Breast cancer disease and diagnostic models
As of 2020, breast cancer is the most frequently diagnosed cancer type and is one of the leading causes of cancer-related deaths in women. Despite the high incidence of the disease, the average 5-year survival rate of breast cancer patients with early-stage, non-metastatic disease is over 80%. However, this survival rate falls below 25% in patients with metastasis. Metastatic breast cancer is therefore considered practically incurable and is responsible for more than 90% of tumor-related deaths, often due to impaired vital organ functions. Our team is developing lab-on-a-chip (LOC) system-based in vitro models to study the multistep and complex metastasis process. The ultimate aim is to develop a suitable model to study breast cancer metastasis cascade and a preclinical model for metastatic cancer treatment. We actively develop hydrogel-based three-dimensional extracellular matrices (ECM) mimic for a cancer cell, tissue, and explant culture. We utilize molecular and polymer hydrogels with unique rheological properties, chemical functionalities, and biochemical cues to study cell-matrix interactions. Particularly, we mimic the non-linear viscoelasticity of biological systems in artificial scaffolds. The hydrogels are used for 3D tissue culture, patient-derived tissue cultures, and organoid culture.
We use atomically precise noble metal (gold and silver) nanoclusters and narrow-size dispersed plasmonic metal nanoparticles. We are developing concepts and methods for precision nanoparticle self-assemblies across length scales. We tune the functionalities of the organic ligands to control the inter-nanoparticle interactions. Specifically, we use hydrogen bonding, electrostatic interactions, and metal coordination as major driving forces or combinations of more than one interaction. We are developing one-dimensional nanowires, 2D colloidal crystals, or 3D colloidal frameworks. We amplify optoelectronic properties and mechanical performance through self-assembly and develop approaches for various composite chiral plasmonic superstructures.
Advanced transmission electron microscopy (TEM)

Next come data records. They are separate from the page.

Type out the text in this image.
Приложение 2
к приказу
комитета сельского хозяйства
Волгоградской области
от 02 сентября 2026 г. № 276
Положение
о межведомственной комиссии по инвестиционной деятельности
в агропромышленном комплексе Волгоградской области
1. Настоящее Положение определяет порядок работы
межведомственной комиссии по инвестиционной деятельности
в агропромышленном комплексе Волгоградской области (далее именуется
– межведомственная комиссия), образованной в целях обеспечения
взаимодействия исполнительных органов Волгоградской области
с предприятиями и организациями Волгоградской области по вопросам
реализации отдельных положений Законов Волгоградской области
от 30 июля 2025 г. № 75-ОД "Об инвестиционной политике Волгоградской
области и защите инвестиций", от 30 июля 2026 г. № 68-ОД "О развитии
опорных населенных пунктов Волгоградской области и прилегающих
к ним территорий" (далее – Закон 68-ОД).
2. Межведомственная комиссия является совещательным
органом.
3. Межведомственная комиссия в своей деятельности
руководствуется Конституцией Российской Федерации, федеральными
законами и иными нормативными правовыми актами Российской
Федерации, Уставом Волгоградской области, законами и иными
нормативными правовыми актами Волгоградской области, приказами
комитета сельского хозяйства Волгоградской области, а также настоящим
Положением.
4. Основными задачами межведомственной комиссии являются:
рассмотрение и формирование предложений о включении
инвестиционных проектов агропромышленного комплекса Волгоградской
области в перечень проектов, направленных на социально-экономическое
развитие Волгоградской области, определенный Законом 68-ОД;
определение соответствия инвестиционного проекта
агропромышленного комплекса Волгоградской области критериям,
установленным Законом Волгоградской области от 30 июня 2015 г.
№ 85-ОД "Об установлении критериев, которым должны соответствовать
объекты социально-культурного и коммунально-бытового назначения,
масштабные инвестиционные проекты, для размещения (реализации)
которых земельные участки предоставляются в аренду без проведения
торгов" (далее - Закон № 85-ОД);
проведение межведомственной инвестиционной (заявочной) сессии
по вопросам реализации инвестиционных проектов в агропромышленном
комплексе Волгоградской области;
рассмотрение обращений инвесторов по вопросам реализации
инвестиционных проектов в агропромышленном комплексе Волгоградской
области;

We use advanced TEM imaging, sample preparation, and image processing methods. Specifically, we focus on cryogenic transmission electron microscopy (Cryo-TEM), electron tomography (ET), in situ solid state, and liquid cell TEM.
Cryogenic-TEM: Transmission Electron microscopy (EM) is a powerful imaging technique to study a diverse range of synthetic and biological materials. Biological samples or synthetic soft nanostructures lead to numerous drying artifacts and collapsed structures. The cryogenic sample preparation method allows imaging of the biological materials and soft nanomaterials near their native or frozen states with reduced artifacts. The specimens are rapidly frozen using a liquid propane/ethane mixture, resulting in thin (below 130 nm) and transparent vitreous ice. This method suits a broader range of particles, such as virus particles, polymer micelles, vesicles, nanotubes, and protein assemblies.
Electron Tomography: TEM images of three-dimensional (3D) objects produce superimposed two-dimensional (2D) orthogonal projections. Importantly, in transmission electron microscopy (TEM) images, the 2D projection often contains high-resolution structural details. A limited amount of correct internal structural information is obtained from the 2D images because of the superimposed nature. We use electron tomography to achieve 3D reconstruction using a series of 2D projections to overcome the above limitations. Electron tomography thus allows the most realistic and high-resolution structural and morphological features of nanostructures near-atomic resolution.